Selon une source diplomatique libanaise informée de la teneur des négociations, "l'armée libanaise est prête à prendre progressivement le contrôle des localités dont l'armée israélienne se retirerait".

"Israël est disposé à se retirer progressivement, à condition que le Hezbollah ne soit pas présent dans les zones évacuées et que l'armée libanaise dispose des capacités nécessaires pour maintenir ces secteurs démilitarisés et empêcher tout retour du mouvement", explique l'analyste israélienne Orna Mizrahi.

Une délégation militaire américaine a d'ailleurs entamé samedi à Beyrouth des discussions avec l'armée libanaise sur les modalités de mise en oeuvre du retrait israélien de l'une de ces "zones pilotes".

- "Chances limitées" -

L'accord-cadre a été conclu après l'entrée un vigueur d'un cessez-le-feu fragile dans la nouvelle guerre qui a éclaté entre le Hezbollah et l'armée israélienne. Le mouvement chiite pro-iranien avait entraîné le Liban dans la guerre le 2 mars en bombardant Israël pour soutenir l'Iran.

L'armée israélienne poursuit cependant des frappes limitées dans le sud et procède à des destructions dans les villages qu'elle occupe selon les médias officiels libanais.

Depuis le début de ce conflit, ces frappes israéliennes ont fait depuis plus de 4.300 morts, selon les autorités libanaises. Sur la même période, l'armée israélienne a annoncé la mort de 38 soldats et d'un contractuel civil au Liban.

"Les chances d'une percée à Rome sont assez limitées (..) Ce à quoi nous pourrions assister, c'est plutôt une sorte d'opportunité de montrer que le processus est encore en place (..) qu'il y a des négociations qui perdurent malgré les oppositions et les obstacles qui commencent à apparaître", estime Karim Bitar, enseignant à Sciences Po Paris.

Téhéran avait exigé le cessez-le-feu au Liban pour conclure un protocole d'accord avec Washington le 17 juin.

Mais ce texte semble avoir volé en éclats après des frappes américaines et iraniennes au Moyen-Orient d'une ampleur inédite depuis la mise en place d'un cessez-le-feu début avril. Dans la nuit de lundi à mardi, les Etats-Unis ont mené pour la troisième nuit consécutive de frappes contre l'Iran avant le rétablissement prévu mardi du blocus naval des ports iraniens.

"Les Iraniens veulent établir un lien entre les deux dossiers, tandis que nous souhaitons les dissocier", affirme Orna Mizrahi.

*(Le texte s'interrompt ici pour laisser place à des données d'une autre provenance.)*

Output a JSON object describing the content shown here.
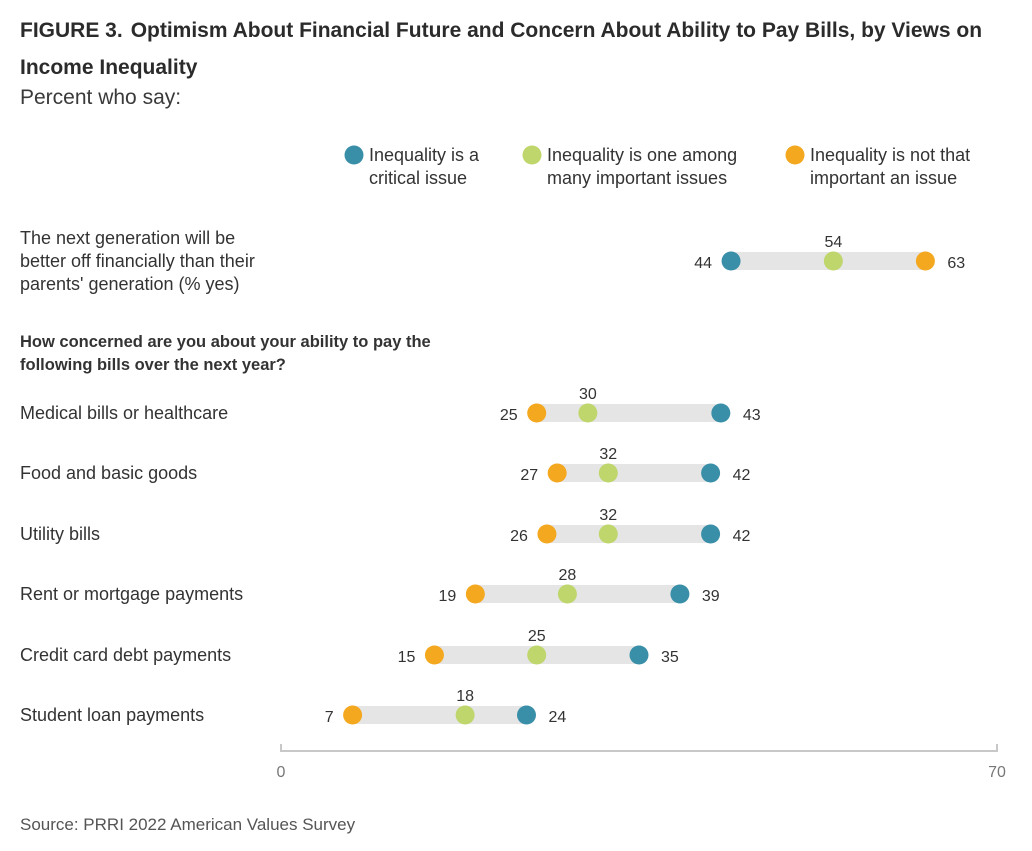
{
  "header": {
    "figure_label": "FIGURE 3.",
    "title": "Optimism About Financial Future and Concern About Ability to Pay Bills, by Views on Income Inequality",
    "subtitle": "Percent who say:"
  },
  "chart_data": {
    "type": "dumbbell",
    "xlim": [
      0,
      70
    ],
    "x_tick_labels": [
      "0",
      "70"
    ],
    "legend_placement": "top",
    "series": [
      {
        "key": "critical",
        "name_lines": [
          "Inequality is a",
          "critical issue"
        ],
        "color": "#3a8fa8"
      },
      {
        "key": "among",
        "name_lines": [
          "Inequality is one among",
          "many important issues"
        ],
        "color": "#bfd66c"
      },
      {
        "key": "notimportant",
        "name_lines": [
          "Inequality is not that",
          "important an issue"
        ],
        "color": "#f4a81f"
      }
    ],
    "section_heading_lines": [
      "How concerned are you about your ability to pay the",
      "following bills over the next year?"
    ],
    "rows": [
      {
        "label_lines": [
          "The next generation will be",
          "better off financially than their",
          "parents' generation (% yes)"
        ],
        "critical": 44,
        "among": 54,
        "notimportant": 63
      },
      {
        "label_lines": [
          "Medical bills or healthcare"
        ],
        "critical": 43,
        "among": 30,
        "notimportant": 25
      },
      {
        "label_lines": [
          "Food and basic goods"
        ],
        "critical": 42,
        "among": 32,
        "notimportant": 27
      },
      {
        "label_lines": [
          "Utility bills"
        ],
        "critical": 42,
        "among": 32,
        "notimportant": 26
      },
      {
        "label_lines": [
          "Rent or mortgage payments"
        ],
        "critical": 39,
        "among": 28,
        "notimportant": 19
      },
      {
        "label_lines": [
          "Credit card debt payments"
        ],
        "critical": 35,
        "among": 25,
        "notimportant": 15
      },
      {
        "label_lines": [
          "Student loan payments"
        ],
        "critical": 24,
        "among": 18,
        "notimportant": 7
      }
    ]
  },
  "footer": {
    "source": "Source: PRRI 2022 American Values Survey"
  },
  "colors": {
    "track": "#e5e5e5",
    "axis": "#c8c8c8"
  }
}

"Chaque fois qu'ils en auront l'occasion, ils (les Iraniens) chercheront à faire échouer ce qui se passe sur la scène libanaise", ajoute cette chercheuse spécialiste du Liban à l'Institut pour les études de sécurité nationale (INSS) de Tel-Aviv. Mais l'analyste israélienne estime que les priorités de Téhéran aujourd'hui sont le détroit d'Ormuz et le dossier nucléaire.

Karim Bitar affirme pour sa part, que le risque d'une reprise des violences au Liban en raison du contexte régional "n'est bien évidemment pas négligeable".

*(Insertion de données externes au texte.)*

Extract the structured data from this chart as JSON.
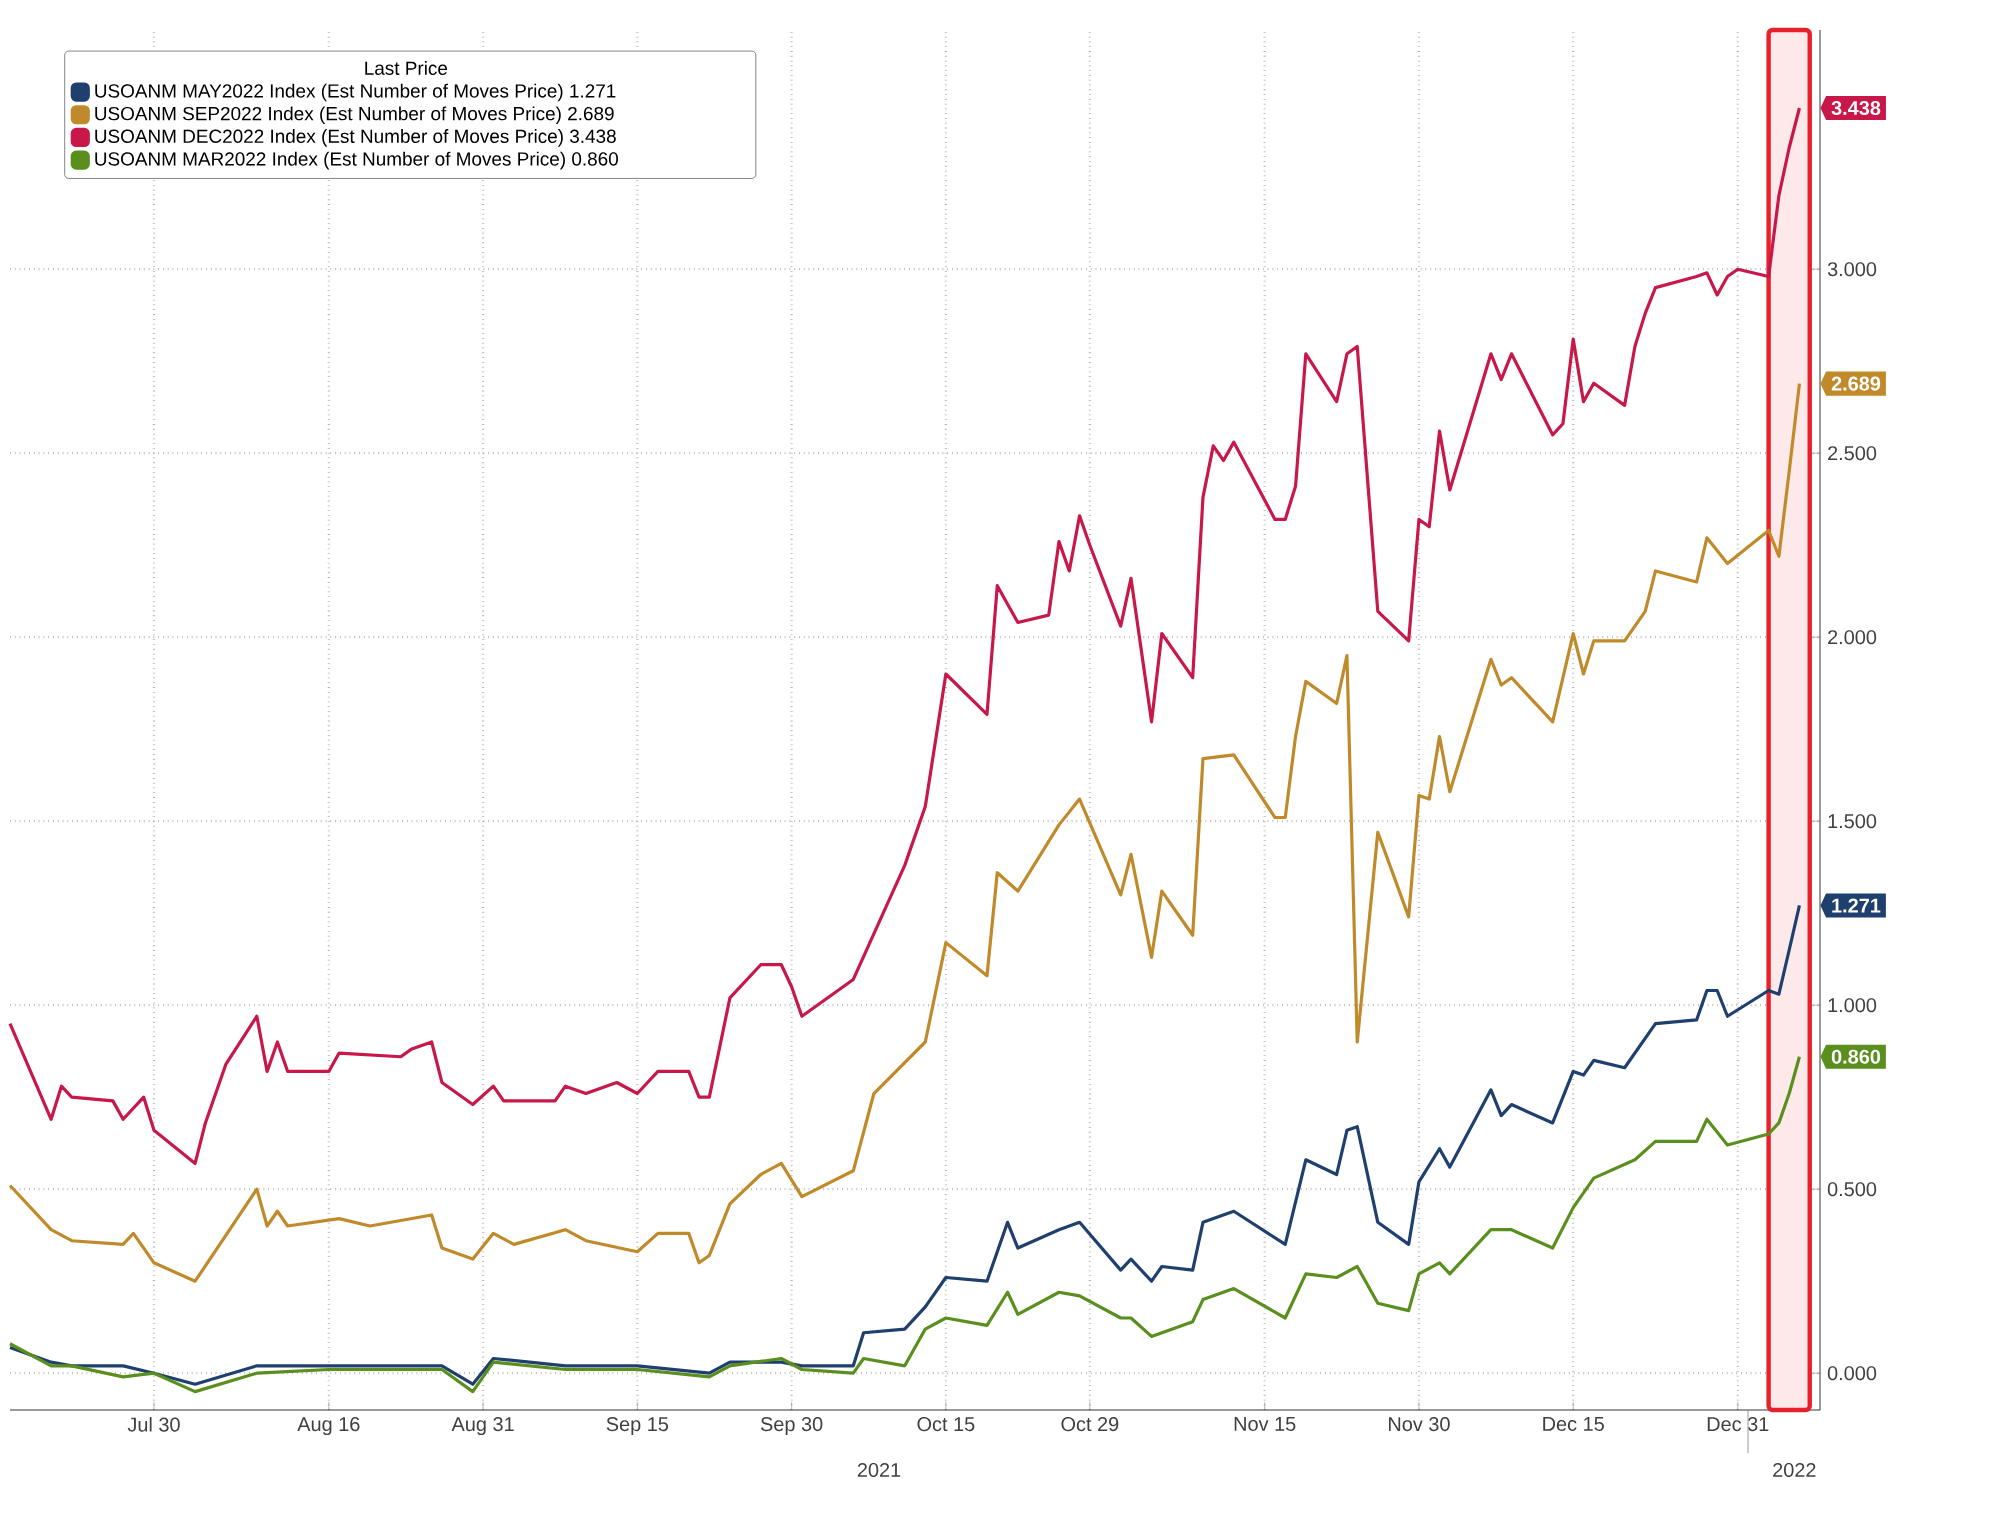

"Mais je pense que l'Iran aujourd'hui y réfléchira à deux fois avant de demander au Hezbollah de lancer de nouvelles frappes contre Israël", dit-il.

Selon lui, Téhéran "souhaite maintenir le Hezbollah comme instrument de dissuasion à long terme et ne veut pas l'utiliser immédiatement pour ouvrir un nouveau front".